Niedersachsen laufen die Studenten davon – Pro Jahr Lücke von 33.200

Quelle Lingener Tagespost Nord West v. 25.01.2012 Hannover. Trotz der geringsten Erwerbslosigkeit seit 19 Jahren gibt es auf dem Arbeitsmarkt in Niedersachsen Probleme. So verwies die Regionaldirektion der Bundesagentur für Arbeit (BA) gestern in Hannover auf eine verstärkte Abwanderung von Abiturienten und Auszubildenden in andere Bundesländer; dies drohe den Fachkräftemangel in Niedersachsen noch zu verschärfen.

Eine aktuelle Studie des BA-Instituts für Arbeitsmarkt- und Berufsforschung (IAB) kommt nach Darstellung ihres Autors Uwe Harten zu der Erkenntnis, dass immer mehr Abiturienten aus Niedersachsen ein Studium in anderen Bundesländern starten und immer weniger Studienanfänger von außerhalb in dieses Bundesland strömen. 2003 habe dieser „Wanderungsverlust“ noch bei 30200 Studierenden gelegen; im Wintersemester 2009/2010 komme Niedersachsen in der Bilanz bereits auf ein Minus von 33200. Das Land zwischen Ems und Elbe liege damit bundesweit an letzter Stelle.
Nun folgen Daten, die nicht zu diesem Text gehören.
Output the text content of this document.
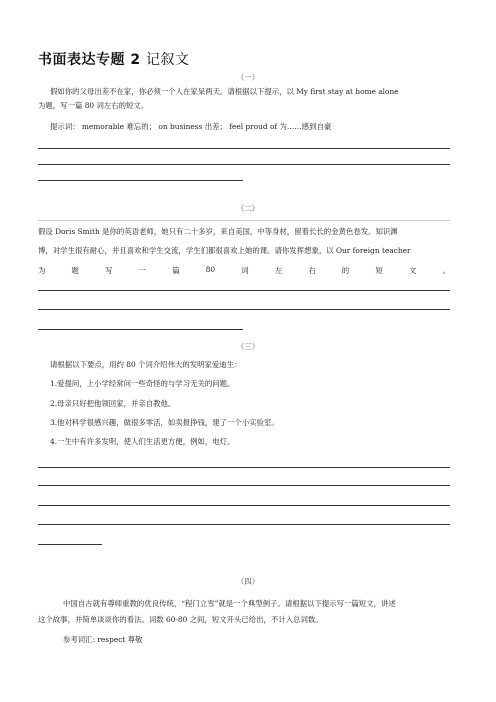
书面表达专题 2 记叙文
（一）
假如你的父母出差不在家，你必须一个人在家呆两天。请根据以下提示，以 My first stay at home alone
为题，写一篇 80 词左右的短文。
提示词： memorable 难忘的； on business 出差； feel proud of 为……感到自豪
（二）
假设 Doris Smith 是你的英语老师，她只有二十多岁，来自美国，中等身材，留着长长的金黄色卷发。知识渊
博，对学生很有耐心，并且喜欢和学生交流，学生们都很喜欢上她的课。请你发挥想象，以 Our foreign teacher
为	题	写	一	篇	80	词	左	右	的	短	文	。
（三）
请根据以下要点，用约 80 个词介绍伟大的发明家爱迪生：
1.爱提问，上小学经常问一些奇怪的与学习无关的问题。
2.母亲只好把他领回家，并亲自教他。
3.他对科学很感兴趣，做很多零活，如卖报挣钱，建了一个小实验室。
4.一生中有许多发明，使人们生活更方便，例如，电灯。
（四）
中国自古就有尊师重教的优良传统，“程门立雪”就是一个典型例子。请根据以下提示写一篇短文，讲述
这个故事，并简单谈谈你的看法。词数 60-80 之间，短文开头已给出，不计入总词数。
参考词汇: respect 尊敬
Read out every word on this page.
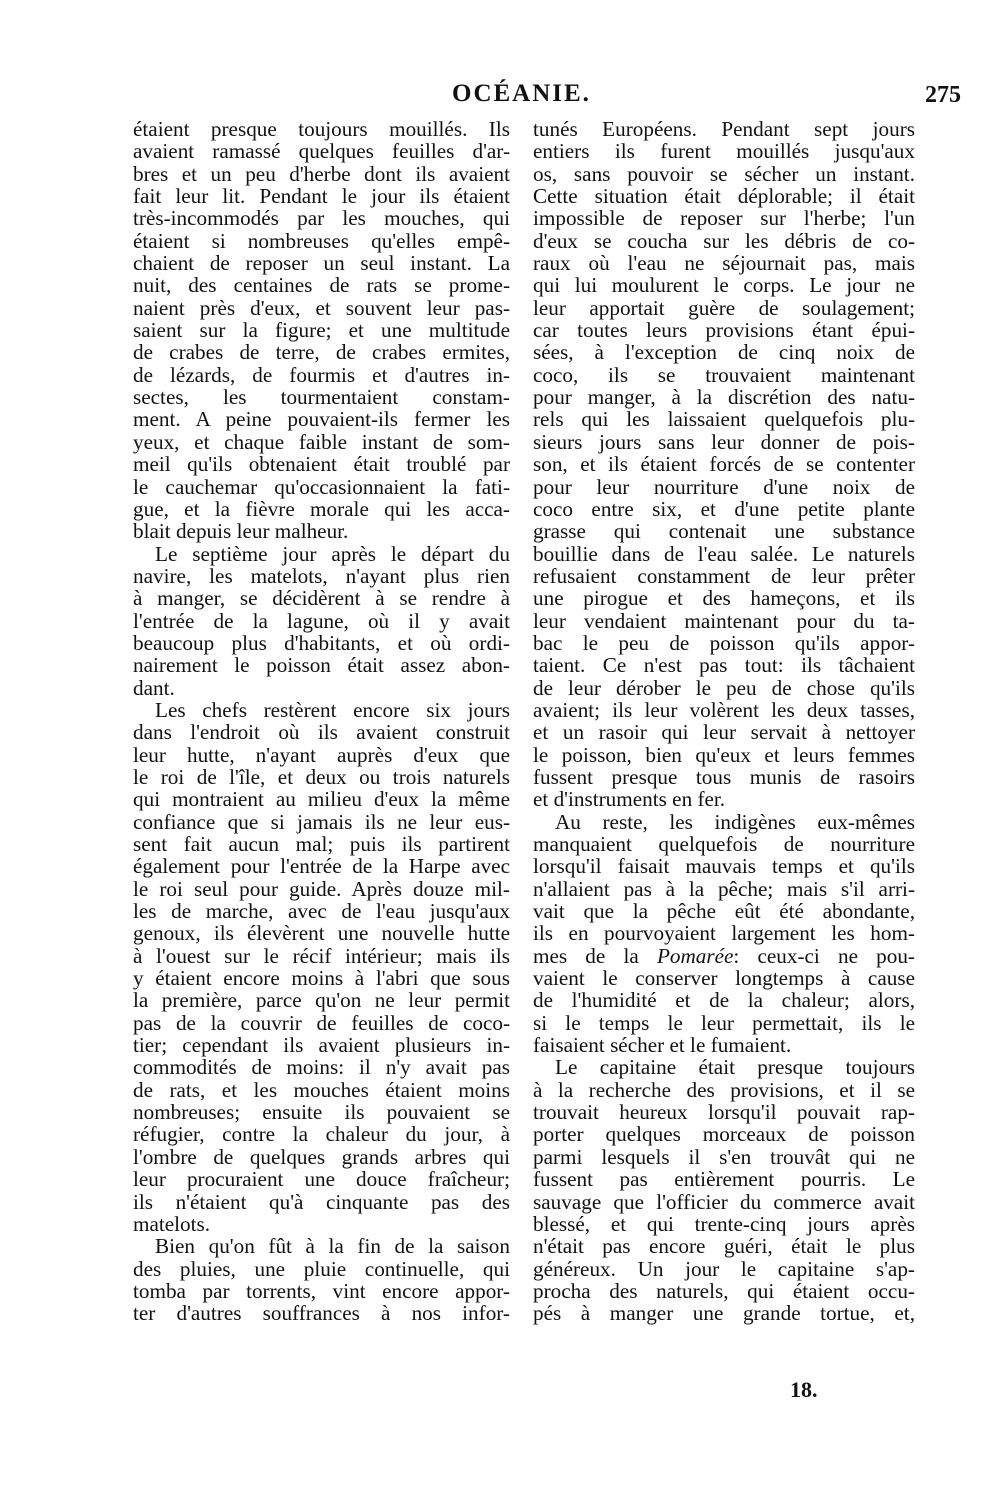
OCÉANIE.	275
étaient presque toujours mouillés. Ils
avaient ramassé quelques feuilles d'ar-
bres et un peu d'herbe dont ils avaient
fait leur lit. Pendant le jour ils étaient
très-incommodés par les mouches, qui
étaient si nombreuses qu'elles empê-
chaient de reposer un seul instant. La
nuit, des centaines de rats se prome-
naient près d'eux, et souvent leur pas-
saient sur la figure; et une multitude
de crabes de terre, de crabes ermites,
de lézards, de fourmis et d'autres in-
sectes, les tourmentaient constam-
ment. A peine pouvaient-ils fermer les
yeux, et chaque faible instant de som-
meil qu'ils obtenaient était troublé par
le cauchemar qu'occasionnaient la fati-
gue, et la fièvre morale qui les acca-
blait depuis leur malheur.
Le septième jour après le départ du
navire, les matelots, n'ayant plus rien
à manger, se décidèrent à se rendre à
l'entrée de la lagune, où il y avait
beaucoup plus d'habitants, et où ordi-
nairement le poisson était assez abon-
dant.
Les chefs restèrent encore six jours
dans l'endroit où ils avaient construit
leur hutte, n'ayant auprès d'eux que
le roi de l'île, et deux ou trois naturels
qui montraient au milieu d'eux la même
confiance que si jamais ils ne leur eus-
sent fait aucun mal; puis ils partirent
également pour l'entrée de la Harpe avec
le roi seul pour guide. Après douze mil-
les de marche, avec de l'eau jusqu'aux
genoux, ils élevèrent une nouvelle hutte
à l'ouest sur le récif intérieur; mais ils
y étaient encore moins à l'abri que sous
la première, parce qu'on ne leur permit
pas de la couvrir de feuilles de coco-
tier; cependant ils avaient plusieurs in-
commodités de moins: il n'y avait pas
de rats, et les mouches étaient moins
nombreuses; ensuite ils pouvaient se
réfugier, contre la chaleur du jour, à
l'ombre de quelques grands arbres qui
leur procuraient une douce fraîcheur;
ils n'étaient qu'à cinquante pas des
matelots.
Bien qu'on fût à la fin de la saison
des pluies, une pluie continuelle, qui
tomba par torrents, vint encore appor-
ter d'autres souffrances à nos infor-
tunés Européens. Pendant sept jours
entiers ils furent mouillés jusqu'aux
os, sans pouvoir se sécher un instant.
Cette situation était déplorable; il était
impossible de reposer sur l'herbe; l'un
d'eux se coucha sur les débris de co-
raux où l'eau ne séjournait pas, mais
qui lui moulurent le corps. Le jour ne
leur apportait guère de soulagement;
car toutes leurs provisions étant épui-
sées, à l'exception de cinq noix de
coco, ils se trouvaient maintenant
pour manger, à la discrétion des natu-
rels qui les laissaient quelquefois plu-
sieurs jours sans leur donner de pois-
son, et ils étaient forcés de se contenter
pour leur nourriture d'une noix de
coco entre six, et d'une petite plante
grasse qui contenait une substance
bouillie dans de l'eau salée. Le naturels
refusaient constamment de leur prêter
une pirogue et des hameçons, et ils
leur vendaient maintenant pour du ta-
bac le peu de poisson qu'ils appor-
taient. Ce n'est pas tout: ils tâchaient
de leur dérober le peu de chose qu'ils
avaient; ils leur volèrent les deux tasses,
et un rasoir qui leur servait à nettoyer
le poisson, bien qu'eux et leurs femmes
fussent presque tous munis de rasoirs
et d'instruments en fer.
Au reste, les indigènes eux-mêmes
manquaient quelquefois de nourriture
lorsqu'il faisait mauvais temps et qu'ils
n'allaient pas à la pêche; mais s'il arri-
vait que la pêche eût été abondante,
ils en pourvoyaient largement les hom-
mes de la Pomarée: ceux-ci ne pou-
vaient le conserver longtemps à cause
de l'humidité et de la chaleur; alors,
si le temps le leur permettait, ils le
faisaient sécher et le fumaient.
Le capitaine était presque toujours
à la recherche des provisions, et il se
trouvait heureux lorsqu'il pouvait rap-
porter quelques morceaux de poisson
parmi lesquels il s'en trouvât qui ne
fussent pas entièrement pourris. Le
sauvage que l'officier du commerce avait
blessé, et qui trente-cinq jours après
n'était pas encore guéri, était le plus
généreux. Un jour le capitaine s'ap-
procha des naturels, qui étaient occu-
pés à manger une grande tortue, et,
18.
Harten, der als eine Ursache für die negative Entwicklung die in Niedersachsen erhobenen Studiengebühren anführte, verwies auf einen ähnlichen Trend bei Auszubildenden. Zuletzt seien 17000 Lehrlinge von Niedersachsen in andere Bundesländer gependelt, 3500 mehr als 2003. Die Zahl der Auspendler liege um 6000 über der der Einpendler aus anderen Bundesländern.
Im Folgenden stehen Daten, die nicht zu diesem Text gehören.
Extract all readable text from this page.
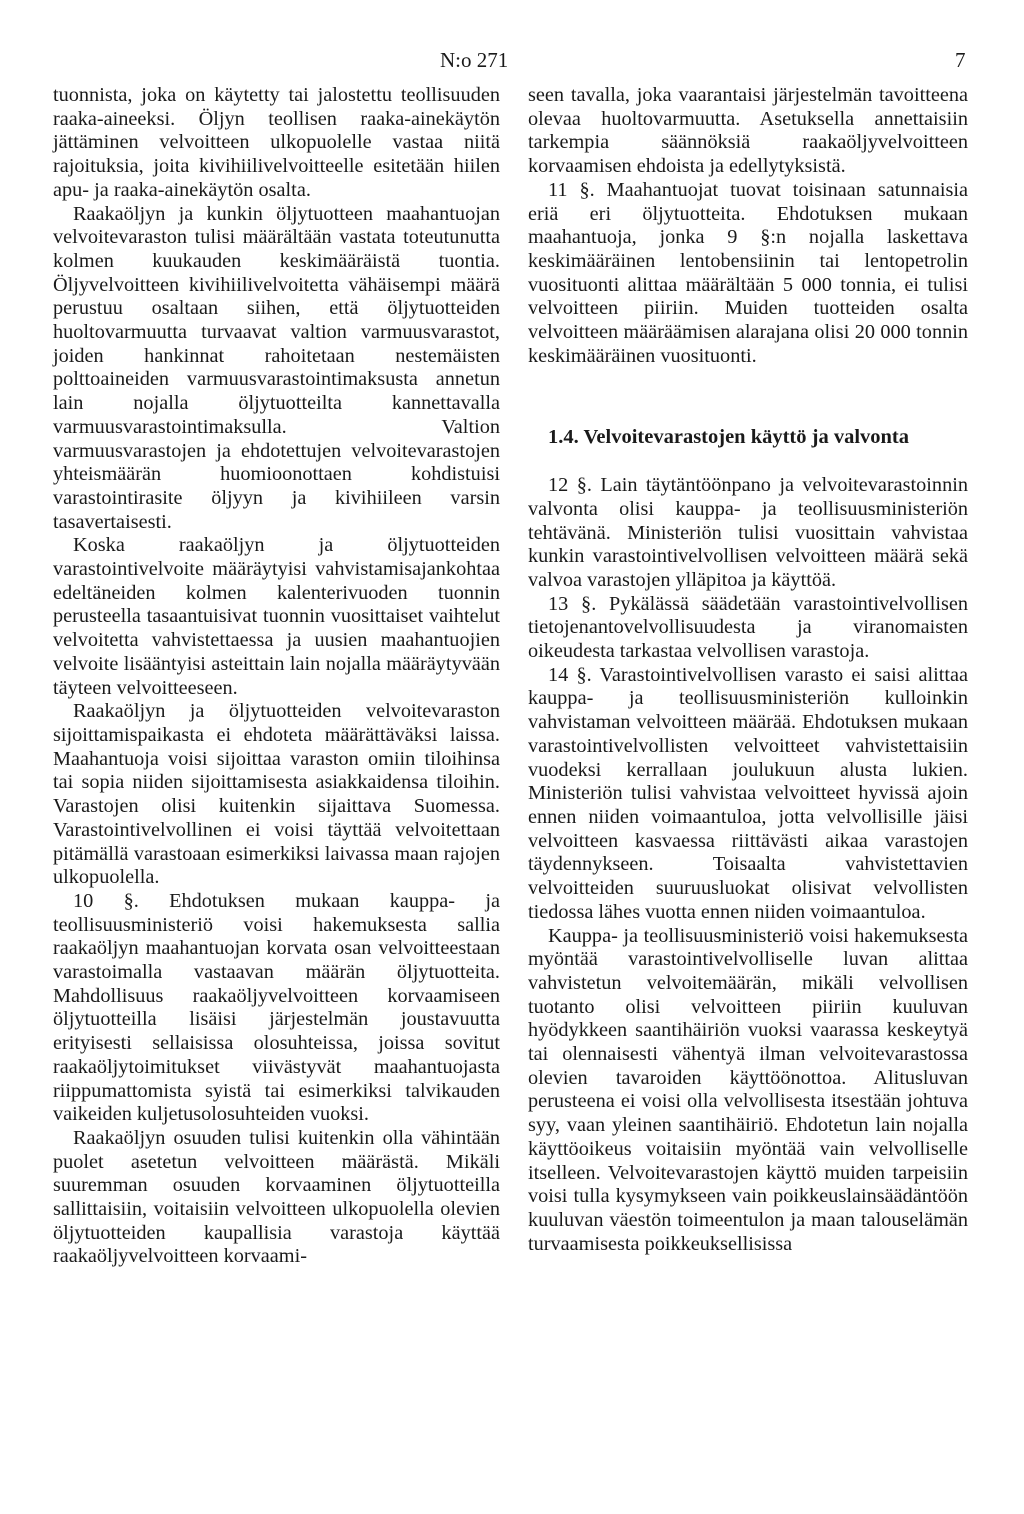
N:o 271	7

tuonnista, joka on käytetty tai jalostettu teollisuuden raaka-aineeksi. Öljyn teollisen raaka-ainekäytön jättäminen velvoitteen ulkopuolelle vastaa niitä rajoituksia, joita kivihiilivelvoitteelle esitetään hiilen apu- ja raaka-ainekäytön osalta.

Raakaöljyn ja kunkin öljytuotteen maahantuojan velvoitevaraston tulisi määrältään vastata toteutunutta kolmen kuukauden keskimääräistä tuontia. Öljyvelvoitteen kivihiilivelvoitetta vähäisempi määrä perustuu osaltaan siihen, että öljytuotteiden huoltovarmuutta turvaavat valtion varmuusvarastot, joiden hankinnat rahoitetaan nestemäisten polttoaineiden varmuusvarastointimaksusta annetun lain nojalla öljytuotteilta kannettavalla varmuusvarastointimaksulla. Valtion varmuusvarastojen ja ehdotettujen velvoitevarastojen yhteismäärän huomioonottaen kohdistuisi varastointirasite öljyyn ja kivihiileen varsin tasavertaisesti.

Koska raakaöljyn ja öljytuotteiden varastointivelvoite määräytyisi vahvistamisajankohtaa edeltäneiden kolmen kalenterivuoden tuonnin perusteella tasaantuisivat tuonnin vuosittaiset vaihtelut velvoitetta vahvistettaessa ja uusien maahantuojien velvoite lisääntyisi asteittain lain nojalla määräytyvään täyteen velvoitteeseen.

Raakaöljyn ja öljytuotteiden velvoitevaraston sijoittamispaikasta ei ehdoteta määrättäväksi laissa. Maahantuoja voisi sijoittaa varaston omiin tiloihinsa tai sopia niiden sijoittamisesta asiakkaidensa tiloihin. Varastojen olisi kuitenkin sijaittava Suomessa. Varastointivelvollinen ei voisi täyttää velvoitettaan pitämällä varastoaan esimerkiksi laivassa maan rajojen ulkopuolella.

10 §. Ehdotuksen mukaan kauppa- ja teollisuusministeriö voisi hakemuksesta sallia raakaöljyn maahantuojan korvata osan velvoitteestaan varastoimalla vastaavan määrän öljytuotteita. Mahdollisuus raakaöljyvelvoitteen korvaamiseen öljytuotteilla lisäisi järjestelmän joustavuutta erityisesti sellaisissa olosuhteissa, joissa sovitut raakaöljytoimitukset viivästyvät maahantuojasta riippumattomista syistä tai esimerkiksi talvikauden vaikeiden kuljetusolosuhteiden vuoksi.

Raakaöljyn osuuden tulisi kuitenkin olla vähintään puolet asetetun velvoitteen määrästä. Mikäli suuremman osuuden korvaaminen öljytuotteilla sallittaisiin, voitaisiin velvoitteen ulkopuolella olevien öljytuotteiden kaupallisia varastoja käyttää raakaöljyvelvoitteen korvaami-

seen tavalla, joka vaarantaisi järjestelmän tavoitteena olevaa huoltovarmuutta. Asetuksella annettaisiin tarkempia säännöksiä raakaöljyvelvoitteen korvaamisen ehdoista ja edellytyksistä.

11 §. Maahantuojat tuovat toisinaan satunnaisia eriä eri öljytuotteita. Ehdotuksen mukaan maahantuoja, jonka 9 §:n nojalla laskettava keskimääräinen lentobensiinin tai lentopetrolin vuosituonti alittaa määrältään 5 000 tonnia, ei tulisi velvoitteen piiriin. Muiden tuotteiden osalta velvoitteen määräämisen alarajana olisi 20 000 tonnin keskimääräinen vuosituonti.

1.4. Velvoitevarastojen käyttö ja valvonta

12 §. Lain täytäntöönpano ja velvoitevarastoinnin valvonta olisi kauppa- ja teollisuusministeriön tehtävänä. Ministeriön tulisi vuosittain vahvistaa kunkin varastointivelvollisen velvoitteen määrä sekä valvoa varastojen ylläpitoa ja käyttöä.

13 §. Pykälässä säädetään varastointivelvollisen tietojenantovelvollisuudesta ja viranomaisten oikeudesta tarkastaa velvollisen varastoja.

14 §. Varastointivelvollisen varasto ei saisi alittaa kauppa- ja teollisuusministeriön kulloinkin vahvistaman velvoitteen määrää. Ehdotuksen mukaan varastointivelvollisten velvoitteet vahvistettaisiin vuodeksi kerrallaan joulukuun alusta lukien. Ministeriön tulisi vahvistaa velvoitteet hyvissä ajoin ennen niiden voimaantuloa, jotta velvollisille jäisi velvoitteen kasvaessa riittävästi aikaa varastojen täydennykseen. Toisaalta vahvistettavien velvoitteiden suuruusluokat olisivat velvollisten tiedossa lähes vuotta ennen niiden voimaantuloa.

Kauppa- ja teollisuusministeriö voisi hakemuksesta myöntää varastointivelvolliselle luvan alittaa vahvistetun velvoitemäärän, mikäli velvollisen tuotanto olisi velvoitteen piiriin kuuluvan hyödykkeen saantihäiriön vuoksi vaarassa keskeytyä tai olennaisesti vähentyä ilman velvoitevarastossa olevien tavaroiden käyttöönottoa. Alitusluvan perusteena ei voisi olla velvollisesta itsestään johtuva syy, vaan yleinen saantihäiriö. Ehdotetun lain nojalla käyttöoikeus voitaisiin myöntää vain velvolliselle itselleen. Velvoitevarastojen käyttö muiden tarpeisiin voisi tulla kysymykseen vain poikkeuslainsäädäntöön kuuluvan väestön toimeentulon ja maan talouselämän turvaamisesta poikkeuksellisissa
Befürchtet werden muss angesichts dieses Trends laut Harten, dass Niedersachsen Fachkräftepotenzial verliert, auf das man angesichts der rückläufigen Bevölkerungsentwicklung dringend angewiesen sei. Dabei habe das Land ohnehin bereits ein unterdurchschnittliches Qualitätsniveau bei den Beschäftigten zu verzeichnen: nur 8,8 Prozent Akademikerquote gegenüber 10,8 Prozent im westdeutschen Schnitt.
Auch der Chef der BA-Regionaldirektion Niedersachsen/Bremen, Klaus Stietenroth, bezeichnete die Fachkräftesicherung mit Blick auf die nächsten Jahre als „Megathema“. Bis 2025 drohe die Zahl der Erwerbsfähigen hier um 500000 zu sinken.
2011 war allerdings laut Stietenroth „ein richtig gutes Jahr“ für den heimischen Arbeitsmarkt. So sei die Zahl der Erwerbslosen mit 274616 (6,9 Prozent) auf den niedrigsten Stand seit 19 Jahren abgesackt; die Anzahl der Beschäftigten habe in Niedersachsen mit drei Prozent bundesweit am stärksten zugenommen und eine neue Rekordmarke erreicht. Besonders stark gemildert worden sei die Arbeitslosigkeit bei den unter 25-Jährigen. Dagegen stagniere die Lage bei den über 50-Jährigen; bei Schwerbehinderten gebe es sogar einen Anstieg.
Stietenroth, nach dessen Worten etwa 100000 weitere Niedersachsen als arbeitssuchend einzustufen sind (unter anderem die Teilnehmer von Maßnahmen), verwies auf große regionale Unterschiede. Mit einer Quote von 3,7 Prozent liege die Grafschaft Bentheim am günstigsten; Hannover mit 9,5 Prozent ganz hinten.